Sartre betont, dass der Antisemitismus nicht primär aus einer echten Feindschaft gegenüber den Juden hervorgeht, sondern aus einer tieferen Notwendigkeit der Gesellschaft, den ›Anderen‹ zu schaffen – eine Gruppe, die als Feindbild dienen kann. Der Antisemitismus hat für die Gesellschaft eine funktionale Rolle, indem er eine Gruppe von Menschen stigmatisiert und dadurch von gesellschaftlichen oder politischen Krisen ablenkt. Allgemeiner gesagt: Um ein Problem in den Griff zu bekommen, muss man nicht selbst etwas tun, wenn man sich einfach gegen die Juden stellen kann. ›Si le juif n’existait pas, l’antisémite l’inventerait‹, schreibt Sartre. Wenn es den Juden nicht gäbe, würde ihn der Antisemit erfinden.«

https://hpd.de/artikel/antisemitismus-furcht-dem-menschsein-22738 ; letzter Aufruf: 29.01.2025

Und so schließt sich der Kreis und wir sind wieder bei dem Niemöller-Zitat, denn »der Jude« – das können im Zweifel Sie sein, Ihre Kinder, Ihre Familien oder ich, wenn Sie und ich irgendwelchen Verbrechern, den Feiglingen, von denen Sartre sprach, deren Bullshit und deren Machtansprüchen im Wege stehen.

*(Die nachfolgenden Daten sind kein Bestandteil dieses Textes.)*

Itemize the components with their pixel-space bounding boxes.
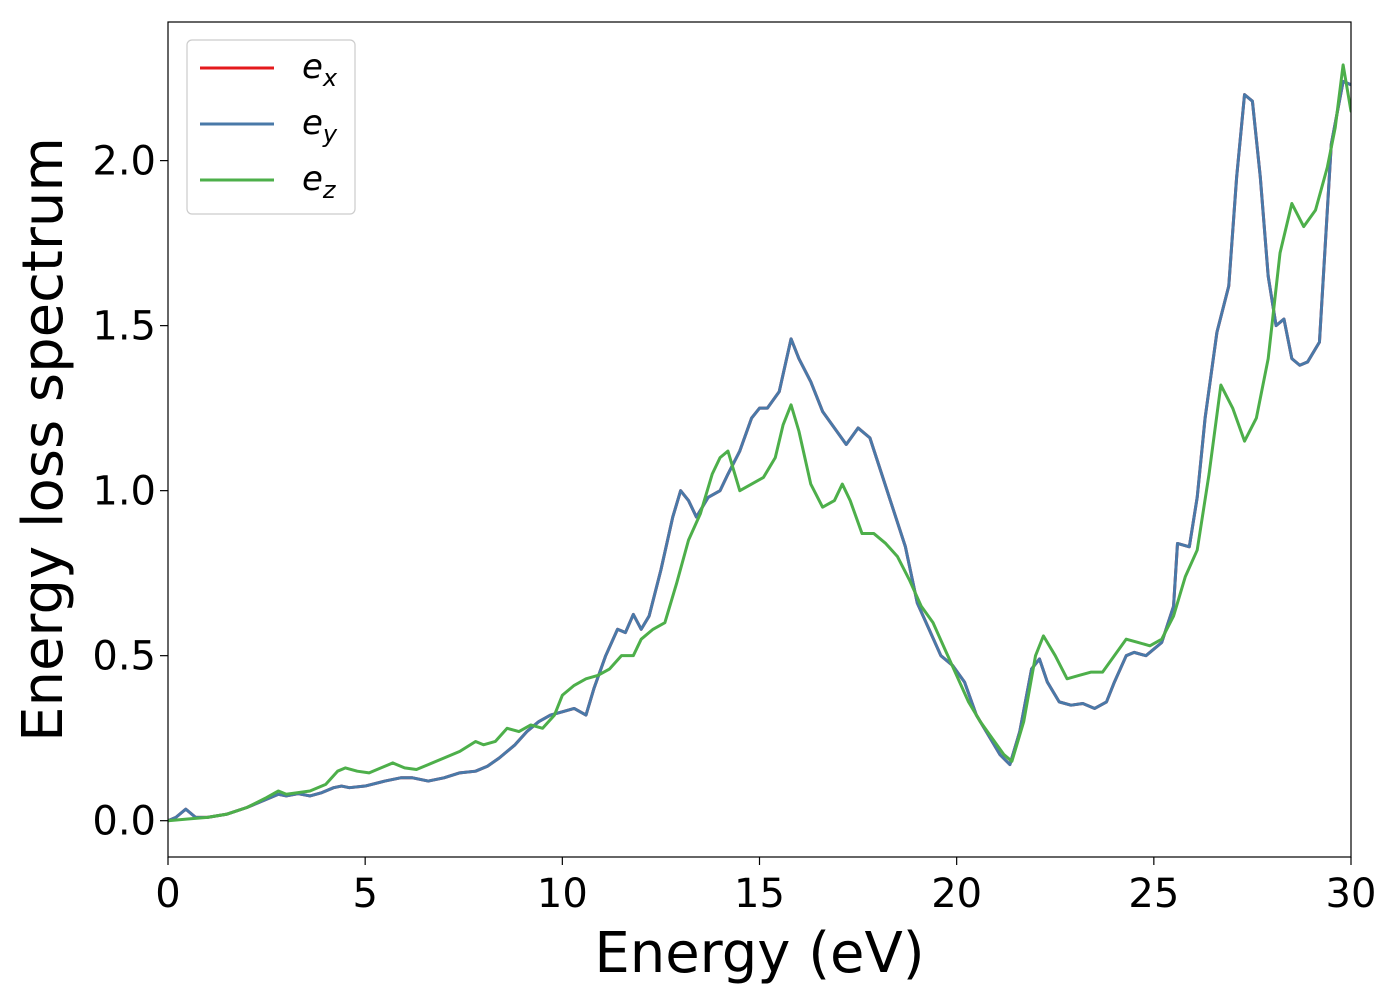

Deshalb ist der 27.01.1945 so wichtig und so aktuell, denn wenn spätpubertäre, selbsternannte Weltverbesserer nach dem Massaker von Islamisten an Juden am 07.10.2023, über das Moritz Pieczewski-Freimuth schreibt, »Islamischer Judenhass, palästinensischer Märtyrerkult und eine vom Islamischen Regime Iran aufgepäppelte Terrorarchitektur verliehen den Schergen ihre Selbstvergewisserung zum Blutrausch.« (https://hpd.de/artikel/hamas-bricht-feuerpause-grundsaetzliches-israels-ueberlebenskampf-gegen-den-terror-21812 ; letzter Aufruf: 29.01.2025), auf Berliner Straßen gehen und mit dem Slogan »from the river to the sea« zur Vernichtung Israels aufrufen, dann brüllen da Paulus, Ignatius, Ambrosius, Mohammed, Luther und Hitler mit … und all die anderen von Sartres Feiglingen, Mördern und Unzufriedenen.